Confessions Book VII Summary
- We're back to Augustine's old problem of not understanding that God is not made of anything. He's immaterial. Augustine imagines God as made of something like air that is able to be everywhere.
- But he reasons that this idea doesn't work because it would mean that bigger things contained more "God" than smaller things. Weird thought experiment, sir.
- Now we're getting into some alternative (read: Manichee) ways of understanding the universe, which Nebridius shuts down.
- Augustine also can't understand where evil comes from, if God is good and he made everything.
- He figures that he has a free will and therefore it's his own darn fault when he sins, but he doesn't know why God would make people sinners to begin with.
- Augustine talks about how God must be incorruptible, i.e., perfect in every way and unable to be made imperfect by anything ever.
- Jeez, Augustine, calm down with the questions.
- Now he's asking about where evil came from and why God didn't just get rid of it if he's, you know, the ruler of everything.
- Now Augustine has a go at the astrologers, i.e., the people who write your horoscopes. Augustine's friends think astrology is primarily based on chance, but he has this one friend named Firminus who is way into it. So Firminus asks Augustine to read his horoscope.
- Firminus's dad was obsessed with astrology and noted the date, time, and minute whenever anything was born.
- Augustine soon realizes that two people born at the exact same time, like Firminus and a slave, don't always live the exact same life. So astrology must be false.
- Augustine is pretty anguished by his search for truth, but his pride is preventing him from making progress.
- Don't worry, God is working on it. By which we mean, working his magic on Augustine.
- Here, Augustine compares what he reads about God in the books of the Platonists and what he reads about God in the Bible. The Word of God with a capital W, in this case, refers to Christ.
- He also mentions the story of the Golden Calf from Exodus.
- Now Augustine talks about Light-with-a-capital-L, which is special, and the "eye of [his] soul" with which he sees it. Ooh, pretty.
- Next Augustine thinks about all the things that are lower than God and how they both are, and are not, God. Yay, more paradoxes.
- The next order of thought business is things that are good. Basically all things are good, and all good things (except for the "supremely good") are corruptible, which just proves that they are good. So evil is not a thing in itself, but rather, the absence of good.
- Really, all of creation is good. Because when we think of something as evil, it's because we're comparing it to something that has more good.
- Augustine recaps what he used to believe about there being two substances and a god that literally exists in all space.
- He begins to understand how things exist in God without literally existing in Him.
- People who veer towards the "lower order" of things are turning away from God, and this is what makes them low and wicked. Were they to become more like God and stop wanting things outside of themselves, they'd become good.

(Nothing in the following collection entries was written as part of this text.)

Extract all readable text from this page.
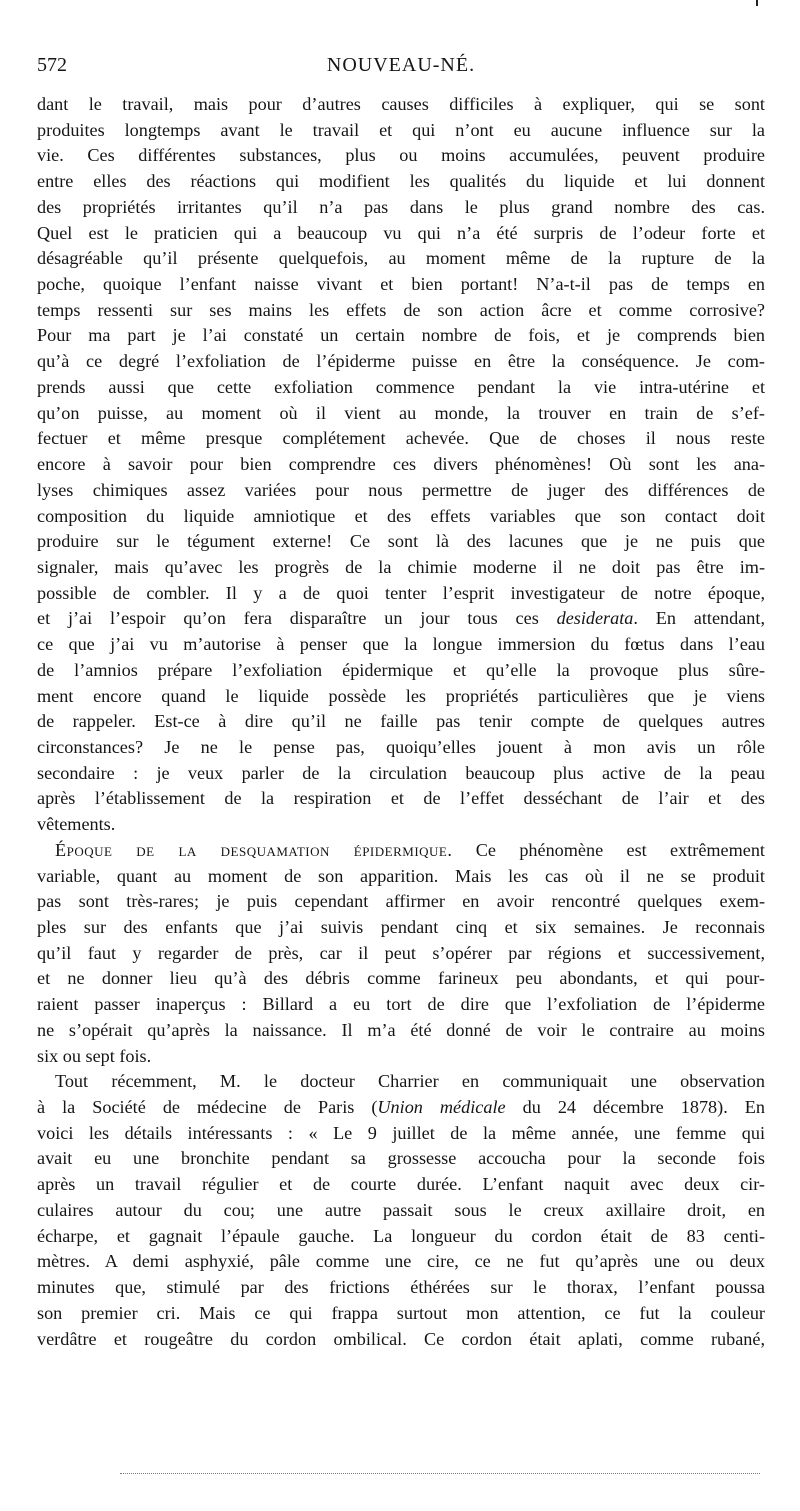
572	NOUVEAU-NÉ.
dant le travail, mais pour d’autres causes difficiles à expliquer, qui se sont
produites longtemps avant le travail et qui n’ont eu aucune influence sur la
vie. Ces différentes substances, plus ou moins accumulées, peuvent produire
entre elles des réactions qui modifient les qualités du liquide et lui donnent
des propriétés irritantes qu’il n’a pas dans le plus grand nombre des cas.
Quel est le praticien qui a beaucoup vu qui n’a été surpris de l’odeur forte et
désagréable qu’il présente quelquefois, au moment même de la rupture de la
poche, quoique l’enfant naisse vivant et bien portant! N’a-t-il pas de temps en
temps ressenti sur ses mains les effets de son action âcre et comme corrosive?
Pour ma part je l’ai constaté un certain nombre de fois, et je comprends bien
qu’à ce degré l’exfoliation de l’épiderme puisse en être la conséquence. Je com-
prends aussi que cette exfoliation commence pendant la vie intra-utérine et
qu’on puisse, au moment où il vient au monde, la trouver en train de s’ef-
fectuer et même presque complétement achevée. Que de choses il nous reste
encore à savoir pour bien comprendre ces divers phénomènes! Où sont les ana-
lyses chimiques assez variées pour nous permettre de juger des différences de
composition du liquide amniotique et des effets variables que son contact doit
produire sur le tégument externe! Ce sont là des lacunes que je ne puis que
signaler, mais qu’avec les progrès de la chimie moderne il ne doit pas être im-
possible de combler. Il y a de quoi tenter l’esprit investigateur de notre époque,
et j’ai l’espoir qu’on fera disparaître un jour tous ces desiderata. En attendant,
ce que j’ai vu m’autorise à penser que la longue immersion du fœtus dans l’eau
de l’amnios prépare l’exfoliation épidermique et qu’elle la provoque plus sûre-
ment encore quand le liquide possède les propriétés particulières que je viens
de rappeler. Est-ce à dire qu’il ne faille pas tenir compte de quelques autres
circonstances? Je ne le pense pas, quoiqu’elles jouent à mon avis un rôle
secondaire : je veux parler de la circulation beaucoup plus active de la peau
après l’établissement de la respiration et de l’effet desséchant de l’air et des
vêtements.
Époque de la desquamation épidermique. Ce phénomène est extrêmement
variable, quant au moment de son apparition. Mais les cas où il ne se produit
pas sont très-rares; je puis cependant affirmer en avoir rencontré quelques exem-
ples sur des enfants que j’ai suivis pendant cinq et six semaines. Je reconnais
qu’il faut y regarder de près, car il peut s’opérer par régions et successivement,
et ne donner lieu qu’à des débris comme farineux peu abondants, et qui pour-
raient passer inaperçus : Billard a eu tort de dire que l’exfoliation de l’épiderme
ne s’opérait qu’après la naissance. Il m’a été donné de voir le contraire au moins
six ou sept fois.
Tout récemment, M. le docteur Charrier en communiquait une observation
à la Société de médecine de Paris (Union médicale du 24 décembre 1878). En
voici les détails intéressants : « Le 9 juillet de la même année, une femme qui
avait eu une bronchite pendant sa grossesse accoucha pour la seconde fois
après un travail régulier et de courte durée. L’enfant naquit avec deux cir-
culaires autour du cou; une autre passait sous le creux axillaire droit, en
écharpe, et gagnait l’épaule gauche. La longueur du cordon était de 83 centi-
mètres. A demi asphyxié, pâle comme une cire, ce ne fut qu’après une ou deux
minutes que, stimulé par des frictions éthérées sur le thorax, l’enfant poussa
son premier cri. Mais ce qui frappa surtout mon attention, ce fut la couleur
verdâtre et rougeâtre du cordon ombilical. Ce cordon était aplati, comme rubané,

- Even though it seems like Augustine has finally figured it all out, he still can't give up "the habit of the flesh," if you catch our drift.
- He also talks about the power of reason.
- Now Augustine speaks about the importance of accepting Jesus Christ, whose humbleness in coming down to earth is an important lesson about how people should submit to God.
- Augustine thinks of Christ not as God himself but as a really, really smart and perfect guy.
- Alypius thinks that Christ must have had a human mind, so he thinks that the Catholics are full of it for calling him God.
- Uh-oh, Augustine is getting proud again. He wants to be thought of as wise. The books of the Platonists can't teach him to be charitable, which is really what it means to accept Christ.
- In hindsight, he's glad that he read the Platonists before the Scriptures. Otherwise, he might have thought that the Scriptures were unnecessary.
- Paul is Augustine's favorite apostle to read, and his writings teach Augustine how to be closer to God.